Title: Fen Raft Spider | Credit: Alex Cagan / Genome Research Limited

Fen Raft Spider

Various | Curious Nature

The largest native spider found in the UK, the fen raft spider’s numbers are under serious threat due to habitat loss. However, conservation efforts are helping to reverse this fortune. Using genomics to study this species will help ensure genetic fitness in the species, and overcoming population bottlenecks that have emerged because of reduced options for breeding. It will also reveal more about its semi-aquatic lifestyle, making it a useful bridge between land and water-based spiders.

It’s in the genes

 

The majority of fen raft spiders have distinctive white bands along their bodies, like a go-faster stripe. This feature is genetic, meaning the genes a spider inherits from its parents determine whether it will have the stripe, or not. The stripe is a dominant gene (S) and the non-stripe is recessive (s). We inherit half of our genes from our mother and the other half from our father. If a spider inherits an S then it will have the stripe.

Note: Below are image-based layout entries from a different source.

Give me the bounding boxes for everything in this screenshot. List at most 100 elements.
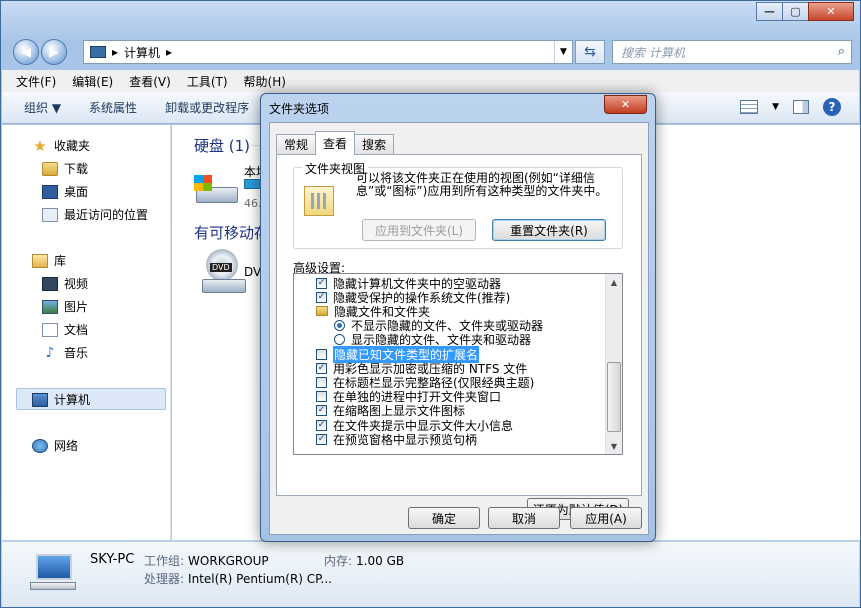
desktop-icon (42, 184, 58, 199)
tab-search[interactable]: 搜索 (354, 134, 395, 154)
dialog-title: 文件夹选项 (269, 102, 330, 116)
address-separator: ▸ (112, 45, 119, 59)
checkbox-checked-icon[interactable]: ✓ (316, 291, 327, 303)
sidebar-label: 下载 (64, 162, 89, 176)
tab-general[interactable]: 常规 (276, 134, 317, 154)
address-crumb-computer[interactable]: 计算机 (124, 44, 160, 61)
search-icon[interactable]: ⌕ (838, 44, 845, 59)
scroll-down-icon[interactable]: ▼ (606, 438, 622, 454)
advanced-setting-label: 在预览窗格中显示预览句柄 (333, 432, 478, 447)
radio-icon[interactable] (334, 334, 345, 346)
tab-strip: 常规 查看 搜索 (276, 131, 395, 155)
checkbox-icon[interactable] (316, 348, 327, 360)
refresh-button[interactable]: ⇆ (575, 40, 605, 64)
dvd-drive-icon[interactable]: DVD (202, 249, 246, 295)
menu-bar: 文件(F) 编辑(E) 查看(V) 工具(T) 帮助(H) (2, 70, 859, 92)
sidebar-item-network[interactable]: 网络 (32, 437, 78, 454)
search-input[interactable]: 搜索 计算机 ⌕ (612, 40, 852, 64)
system-properties-button[interactable]: 系统属性 (89, 99, 137, 116)
folder-icon (316, 306, 328, 317)
sidebar-item-favorites[interactable]: ★ 收藏夹 (32, 137, 90, 154)
sidebar-item-libraries[interactable]: 库 (32, 252, 66, 269)
folder-views-text: 可以将该文件夹正在使用的视图(例如“详细信息”或“图标”)应用到所有这种类型的文… (356, 171, 608, 198)
sidebar-label: 视频 (64, 277, 89, 291)
memory-key: 内存: (324, 554, 353, 568)
address-bar[interactable]: ▸ 计算机 ▸ ▼ (83, 40, 573, 64)
sidebar-item-pictures[interactable]: 图片 (42, 298, 88, 315)
minimize-button[interactable]: — (756, 2, 783, 21)
apply-button[interactable]: 应用(A) (570, 507, 642, 529)
refresh-icon: ⇆ (584, 44, 596, 60)
checkbox-checked-icon[interactable]: ✓ (316, 362, 327, 374)
cpu-key: 处理器: (144, 572, 185, 586)
folder-views-group: 文件夹视图 可以将该文件夹正在使用的视图(例如“详细信息”或“图标”)应用到所有… (293, 160, 623, 249)
back-button[interactable]: ◀ (13, 39, 39, 65)
checkbox-checked-icon[interactable]: ✓ (316, 277, 327, 289)
advanced-settings-list[interactable]: ✓ 隐藏计算机文件夹中的空驱动器 ✓ 隐藏受保护的操作系统文件(推荐) 隐藏文件和文件夹… (293, 273, 623, 455)
menu-help[interactable]: 帮助(H) (236, 73, 294, 90)
workgroup-info: 工作组: WORKGROUP (144, 552, 269, 569)
cpu-info: 处理器: Intel(R) Pentium(R) CP... (144, 570, 332, 587)
chevron-down-icon[interactable]: ▼ (554, 41, 572, 63)
menu-edit[interactable]: 编辑(E) (64, 73, 121, 90)
radio-selected-icon[interactable] (334, 320, 345, 332)
memory-value: 1.00 GB (356, 554, 405, 568)
computer-icon (32, 392, 48, 407)
advanced-setting-item[interactable]: ✓ 在预览窗格中显示预览句柄 (316, 432, 478, 447)
scroll-thumb[interactable] (607, 362, 621, 432)
libraries-icon (32, 253, 48, 268)
pc-name: SKY-PC (90, 552, 135, 567)
navigation-pane: ★ 收藏夹 下载 桌面 最近访问的位置 库 视频 图片 文档 ♪ 音乐 计算机 … (2, 125, 171, 540)
close-button[interactable]: ✕ (808, 2, 854, 21)
cancel-button[interactable]: 取消 (488, 507, 560, 529)
menu-view[interactable]: 查看(V) (121, 73, 179, 90)
uninstall-program-button[interactable]: 卸载或更改程序 (165, 99, 249, 116)
forward-button[interactable]: ▶ (41, 39, 67, 65)
sidebar-label: 计算机 (54, 393, 91, 407)
dialog-close-button[interactable]: ✕ (604, 95, 647, 114)
group-removable[interactable]: 有可移动存 (194, 222, 269, 243)
organize-button[interactable]: 组织 ▼ (24, 99, 61, 116)
view-tab-panel: 文件夹视图 可以将该文件夹正在使用的视图(例如“详细信息”或“图标”)应用到所有… (276, 154, 642, 520)
checkbox-icon[interactable] (316, 376, 327, 388)
checkbox-checked-icon[interactable]: ✓ (316, 405, 327, 417)
scroll-up-icon[interactable]: ▲ (606, 274, 622, 290)
cpu-value: Intel(R) Pentium(R) CP... (188, 572, 332, 586)
checkbox-icon[interactable] (316, 391, 327, 403)
apply-to-folders-button[interactable]: 应用到文件夹(L) (362, 219, 476, 241)
ok-button[interactable]: 确定 (408, 507, 480, 529)
chevron-down-icon[interactable]: ▼ (772, 102, 779, 112)
group-hard-disks[interactable]: 硬盘 (1) (194, 135, 250, 156)
sidebar-item-computer[interactable]: 计算机 (32, 391, 90, 408)
caption-buttons: — ▢ ✕ (756, 2, 854, 21)
reset-folders-button[interactable]: 重置文件夹(R) (492, 219, 606, 241)
maximize-button[interactable]: ▢ (782, 2, 809, 21)
sidebar-item-desktop[interactable]: 桌面 (42, 183, 88, 200)
sidebar-label: 图片 (64, 300, 89, 314)
checkbox-checked-icon[interactable]: ✓ (316, 419, 327, 431)
sidebar-item-music[interactable]: ♪ 音乐 (42, 344, 88, 361)
disk-size-label: 46. (244, 197, 262, 210)
hard-disk-icon[interactable] (192, 169, 240, 209)
details-pane: SKY-PC 工作组: WORKGROUP 内存: 1.00 GB 处理器: Inte… (2, 541, 859, 607)
downloads-folder-icon (42, 161, 58, 176)
sidebar-item-documents[interactable]: 文档 (42, 321, 88, 338)
sidebar-item-videos[interactable]: 视频 (42, 275, 88, 292)
sidebar-item-downloads[interactable]: 下载 (42, 160, 88, 177)
toolbar-right: ▼ ? (740, 98, 841, 116)
dvd-drive-label[interactable]: DV (244, 265, 261, 279)
preview-pane-icon[interactable] (793, 100, 809, 114)
workgroup-value: WORKGROUP (188, 554, 269, 568)
sidebar-label: 音乐 (64, 346, 89, 360)
menu-file[interactable]: 文件(F) (8, 73, 64, 90)
checkbox-checked-icon[interactable]: ✓ (316, 433, 327, 445)
tab-view[interactable]: 查看 (315, 131, 356, 155)
help-icon[interactable]: ? (823, 98, 841, 116)
videos-icon (42, 276, 58, 291)
list-scrollbar[interactable]: ▲ ▼ (605, 274, 622, 454)
menu-tools[interactable]: 工具(T) (179, 73, 236, 90)
star-icon: ★ (33, 136, 47, 155)
music-icon: ♪ (45, 344, 55, 361)
sidebar-item-recent[interactable]: 最近访问的位置 (42, 206, 148, 223)
view-options-icon[interactable] (740, 100, 759, 114)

On the Margins: The Fen Raft Spiders of Redgrove and Lopham Fen

Dr Helen Smith and Sheila Tilmouth

 

The fen raft spider was identified at Redgrave and Lopham Fen in 1958. Four years later, a borehole was sunk in the fen, removing 3,500 tonnes of water each day. Over decades this dramatically changed the spider’s habitat, critically reducing its numbers. On the Margins is a tribute to this rare and unusual spider, whose status as an endangered species is improving through conservation and closer study.